Three Things That Will Drive Your Freight Costs Higher


Now that we have reached the half way mark in 2014, shippers are asking whether the increases in freight rates that they experienced in the first half are an aberration or a harbinger of things to come. Practically speaking, while freight rates may stabilize for the remainder of 2014, there are three things that shippers need to watch because these three things could have a significant impact on freight costs in 2015.

1. Move to Dimensional Pricing

FedEx and UPS have both announced that they will be more aggressive in utilizing dimensional pricing. What does this mean for shippers? Well, if a shipper has a lot of parcel, or small shipments, or, in the case of FedEx Freight certain types of LTL shipments, this change in dimensional pricing could result in a double digit increase on freight for these shipments.

sourcing_event_-_600x410-1.jpg2. Truckload Capacity Will Continue to Affect Shippers

People wanted to believe that the tight capacity in the First Quarter of 2014 was the result of bad weather.

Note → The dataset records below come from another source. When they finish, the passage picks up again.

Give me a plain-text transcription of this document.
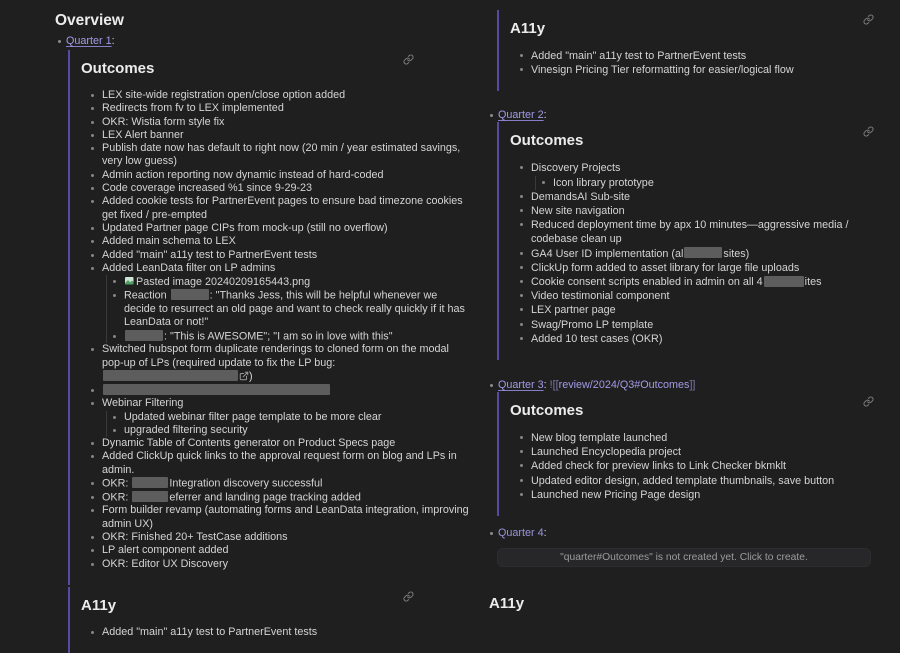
Overview
Quarter 1:
Outcomes
LEX site-wide registration open/close option added
Redirects from fv to LEX implemented
OKR: Wistia form style fix
LEX Alert banner
Publish date now has default to right now (20 min / year estimated savings, very low guess)
Admin action reporting now dynamic instead of hard-coded
Code coverage increased %1 since 9-29-23
Added cookie tests for PartnerEvent pages to ensure bad timezone cookies get fixed / pre-empted
Updated Partner page CIPs from mock-up (still no overflow)
Added main schema to LEX
Added "main" a11y test to PartnerEvent tests
Added LeanData filter on LP admins
Pasted image 20240209165443.png
Reaction	: "Thanks Jess, this will be helpful whenever we decide to resurrect an old page and want to check really quickly if it has LeanData or not!"
: "This is AWESOME"; "I am so in love with this"
Switched hubspot form duplicate renderings to cloned form on the modal pop-up of LPs (required update to fix the LP bug: )
Webinar Filtering
Updated webinar filter page template to be more clear
upgraded filtering security
Dynamic Table of Contents generator on Product Specs page
Added ClickUp quick links to the approval request form on blog and LPs in admin.
OKR:	Integration discovery successful
OKR:	eferrer and landing page tracking added
Form builder revamp (automating forms and LeanData integration, improving admin UX)
OKR: Finished 20+ TestCase additions
LP alert component added
OKR: Editor UX Discovery
A11y
Added "main" a11y test to PartnerEvent tests
A11y
Added "main" a11y test to PartnerEvent tests
Vinesign Pricing Tier reformatting for easier/logical flow
Quarter 2:
Outcomes
Discovery Projects
Icon library prototype
DemandsAI Sub-site
New site navigation
Reduced deployment time by apx 10 minutes—aggressive media / codebase clean up
GA4 User ID implementation (al	sites)
ClickUp form added to asset library for large file uploads
Cookie consent scripts enabled in admin on all 4	ites
Video testimonial component
LEX partner page
Swag/Promo LP template
Added 10 test cases (OKR)
Quarter 3: ![[review/2024/Q3#Outcomes]]
Outcomes
New blog template launched
Launched Encyclopedia project
Added check for preview links to Link Checker bkmklt
Updated editor design, added template thumbnails, save button
Launched new Pricing Page design
Quarter 4:
"quarter#Outcomes" is not created yet. Click to create.
A11y
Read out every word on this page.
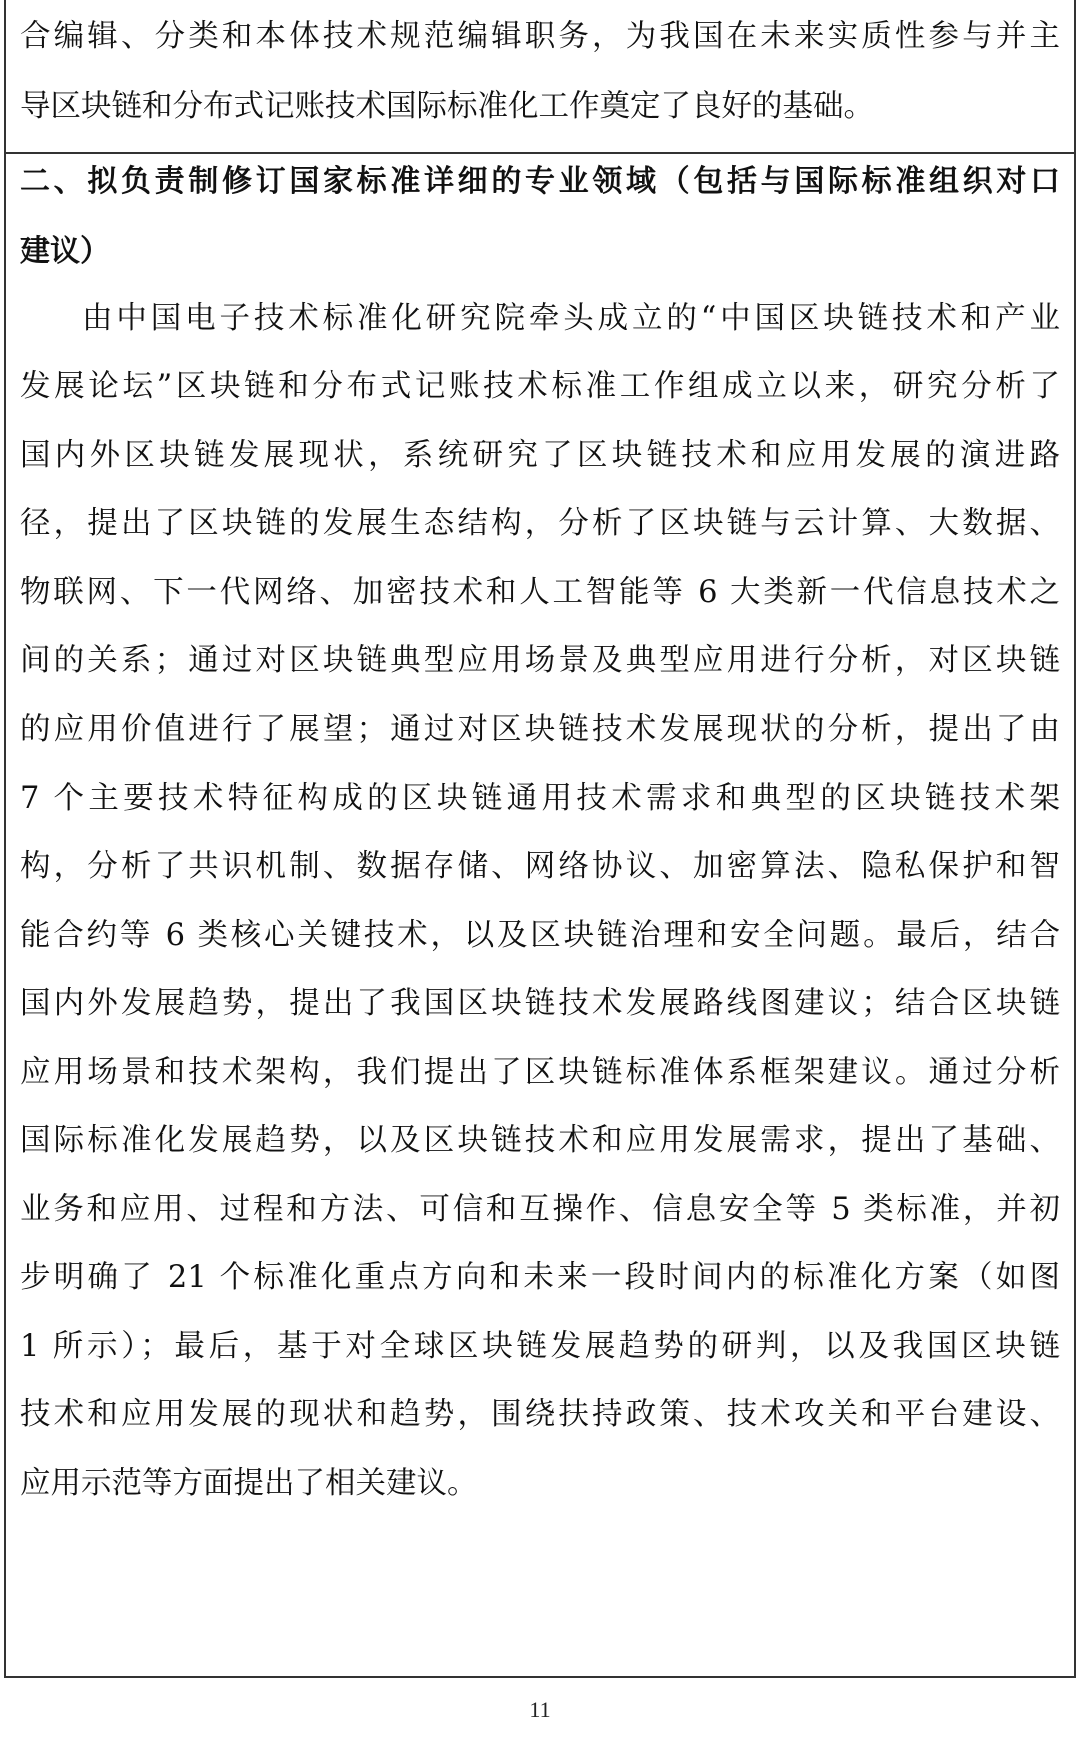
合编辑、分类和本体技术规范编辑职务，为我国在未来实质性参与并主
导区块链和分布式记账技术国际标准化工作奠定了良好的基础。
二、拟负责制修订国家标准详细的专业领域（包括与国际标准组织对口
建议）
由中国电子技术标准化研究院牵头成立的“中国区块链技术和产业
发展论坛”区块链和分布式记账技术标准工作组成立以来，研究分析了
国内外区块链发展现状，系统研究了区块链技术和应用发展的演进路
径，提出了区块链的发展生态结构，分析了区块链与云计算、大数据、
物联网、下一代网络、加密技术和人工智能等 6 大类新一代信息技术之
间的关系；通过对区块链典型应用场景及典型应用进行分析，对区块链
的应用价值进行了展望；通过对区块链技术发展现状的分析，提出了由
7 个主要技术特征构成的区块链通用技术需求和典型的区块链技术架
构，分析了共识机制、数据存储、网络协议、加密算法、隐私保护和智
能合约等 6 类核心关键技术，以及区块链治理和安全问题。最后，结合
国内外发展趋势，提出了我国区块链技术发展路线图建议；结合区块链
应用场景和技术架构，我们提出了区块链标准体系框架建议。通过分析
国际标准化发展趋势，以及区块链技术和应用发展需求，提出了基础、
业务和应用、过程和方法、可信和互操作、信息安全等 5 类标准，并初
步明确了 21 个标准化重点方向和未来一段时间内的标准化方案（如图
1 所示）；最后，基于对全球区块链发展趋势的研判，以及我国区块链
技术和应用发展的现状和趋势，围绕扶持政策、技术攻关和平台建设、
应用示范等方面提出了相关建议。
11
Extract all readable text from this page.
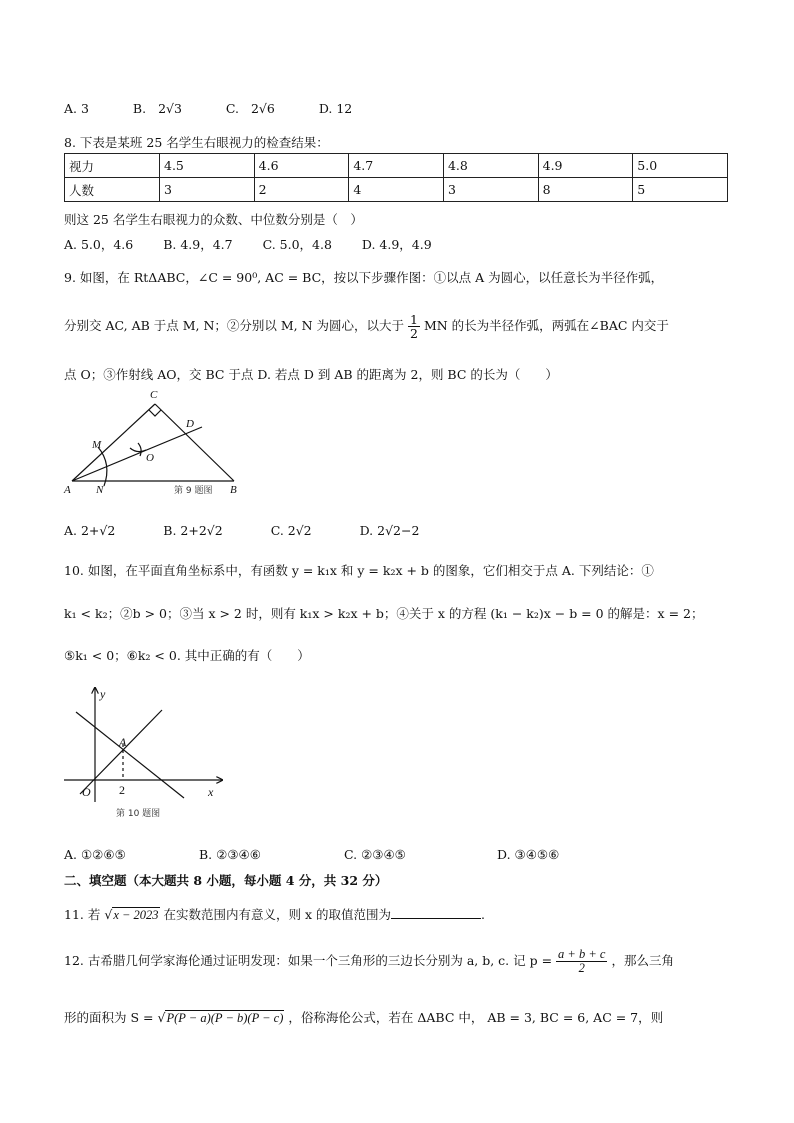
A. 3	B. 2√3	C. 2√6	D. 12
8. 下表是某班 25 名学生右眼视力的检查结果：
视力	4.5	4.6	4.7	4.8	4.9	5.0
人数	3	2	4	3	8	5
则这 25 名学生右眼视力的众数、中位数分别是（　）
A. 5.0，4.6 B. 4.9，4.7 C. 5.0，4.8 D. 4.9，4.9
9. 如图，在 RtΔABC，∠C = 90⁰, AC = BC，按以下步骤作图：①以点 A 为圆心，以任意长为半径作弧，
分别交 AC, AB 于点 M, N；②分别以 M, N 为圆心，以大于 $\frac{1}{2}$ MN 的长为半径作弧，两弧在∠BAC 内交于
点 O；③作射线 AO，交 BC 于点 D. 若点 D 到 AB 的距离为 2，则 BC 的长为（　　）
C
D
M
O
A N	B
第 9 题图
A. 2+√2	B. 2+2√2	C. 2√2	D. 2√2−2
10. 如图，在平面直角坐标系中，有函数 y = k₁x 和 y = k₂x + b 的图象，它们相交于点 A. 下列结论：①
k₁ < k₂；②b > 0；③当 x > 2 时，则有 k₁x > k₂x + b；④关于 x 的方程 (k₁ − k₂)x − b = 0 的解是：x = 2；
⑤k₁ < 0；⑥k₂ < 0. 其中正确的有（　　）
y
A
O	x
2
第 10 题图
A. ①②⑥⑤	B. ②③④⑥	C. ②③④⑤	D. ③④⑤⑥
二、填空题（本大题共 8 小题，每小题 4 分，共 32 分）
11. 若 √x − 2023 在实数范围内有意义，则 x 的取值范围为	.
12. 古希腊几何学家海伦通过证明发现：如果一个三角形的三边长分别为 a, b, c. 记 $p = \frac{a + b + c}{2}$ ，那么三角
形的面积为 S = √P(P − a)(P − b)(P − c) ，俗称海伦公式，若在 ΔABC 中， AB = 3, BC = 6, AC = 7，则
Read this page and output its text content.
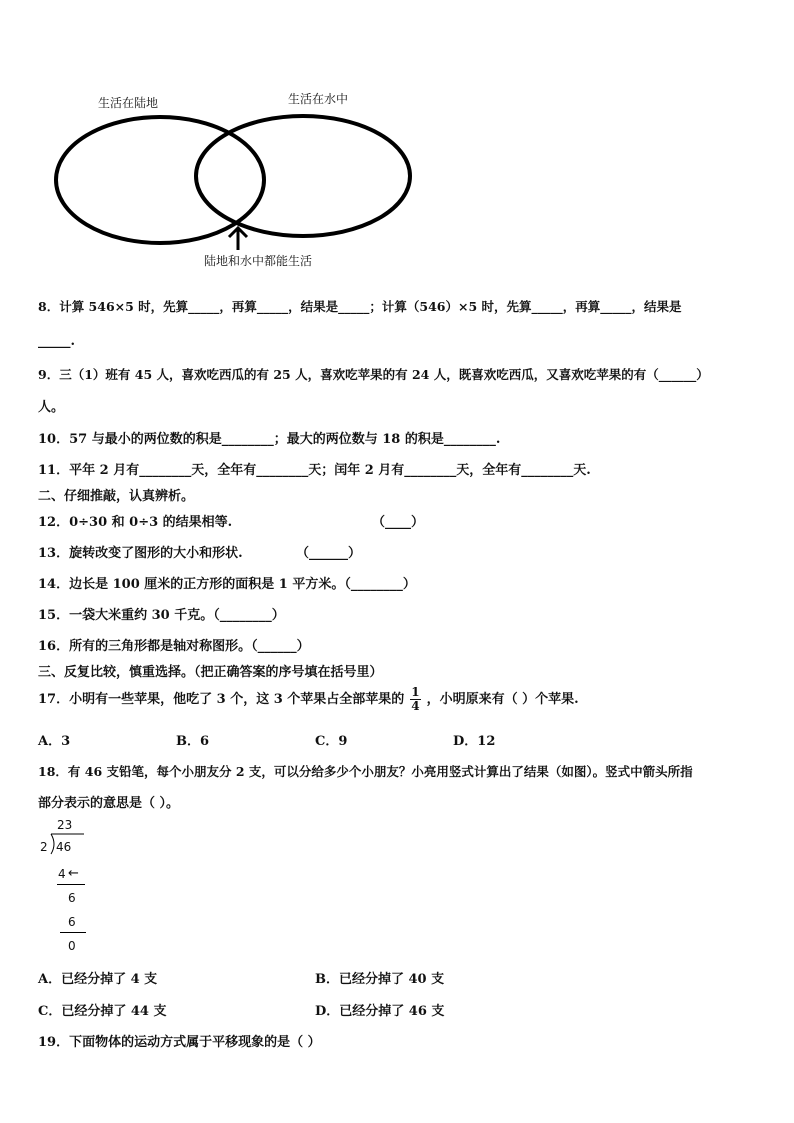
生活在陆地	生活在水中
陆地和水中都能生活
8．计算 546×5 时，先算_____，再算_____，结果是_____；计算（546）×5 时，先算_____，再算_____，结果是
_____.
9．三（1）班有 45 人，喜欢吃西瓜的有 25 人，喜欢吃苹果的有 24 人，既喜欢吃西瓜，又喜欢吃苹果的有（______）
人。
10．57 与最小的两位数的积是________；最大的两位数与 18 的积是________.
11．平年 2 月有________天，全年有________天；闰年 2 月有________天，全年有________天.
二、仔细推敲，认真辨析。
12．0÷30 和 0÷3 的结果相等.	（____）
13．旋转改变了图形的大小和形状.	（______）
14．边长是 100 厘米的正方形的面积是 1 平方米。（________）
15．一袋大米重约 30 千克。（________）
16．所有的三角形都是轴对称图形。（______）
三、反复比较，慎重选择。（把正确答案的序号填在括号里）
17．小明有一些苹果，他吃了 3 个，这 3 个苹果占全部苹果的 $\frac{1}{4}$ ，小明原来有（ ）个苹果.
A．3	B．6	C．9	D．12
18．有 46 支铅笔，每个小朋友分 2 支，可以分给多少个小朋友？小亮用竖式计算出了结果（如图）。竖式中箭头所指
部分表示的意思是（ ）。
23
2 46
4 ←
6
6
0
A．已经分掉了 4 支	B．已经分掉了 40 支
C．已经分掉了 44 支	D．已经分掉了 46 支
19．下面物体的运动方式属于平移现象的是（ ）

While the weather certainly played a role, what shippers are starting to realize is that an increase in GDP as well as changes associated with the new Hours of Services rules are having a significant impact on truckload capacity. The Market Demand Index, “MDI” (which measures the relationship between supply and demand in the freight sector) is running at very high levels and that means that the carriers maintain leverage in seeking – and getting – higher rates.  This tightened capacity has cascaded into the less than truckload (TLT) marketplace driving rates higher there as well.

3. Escalating Fuel Prices

As the price of fuel continues to escalate, shippers will see higher fuel surcharges. Additionally carriers will be more aggressive in charging shippers for services or factors which affect their costs. If you make a carrier wait at your facility, or your customer makes the carrier wait, expect higher detention charges. And given the considerable investment that carrier have made in technology, the carriers are more capable of identifying factors which impact their cost to serve your business.  And with the MDI at historically high levels, the carriers will not be shy in asking for higher rates in order to be compensated for their services.

Fortunately, there are things that shippers can do to work with their carriers in order to minimize the impact of these three factors. In order to do that, shippers need good data and a commitment to being proactive in working with carriers to manage their freight costs.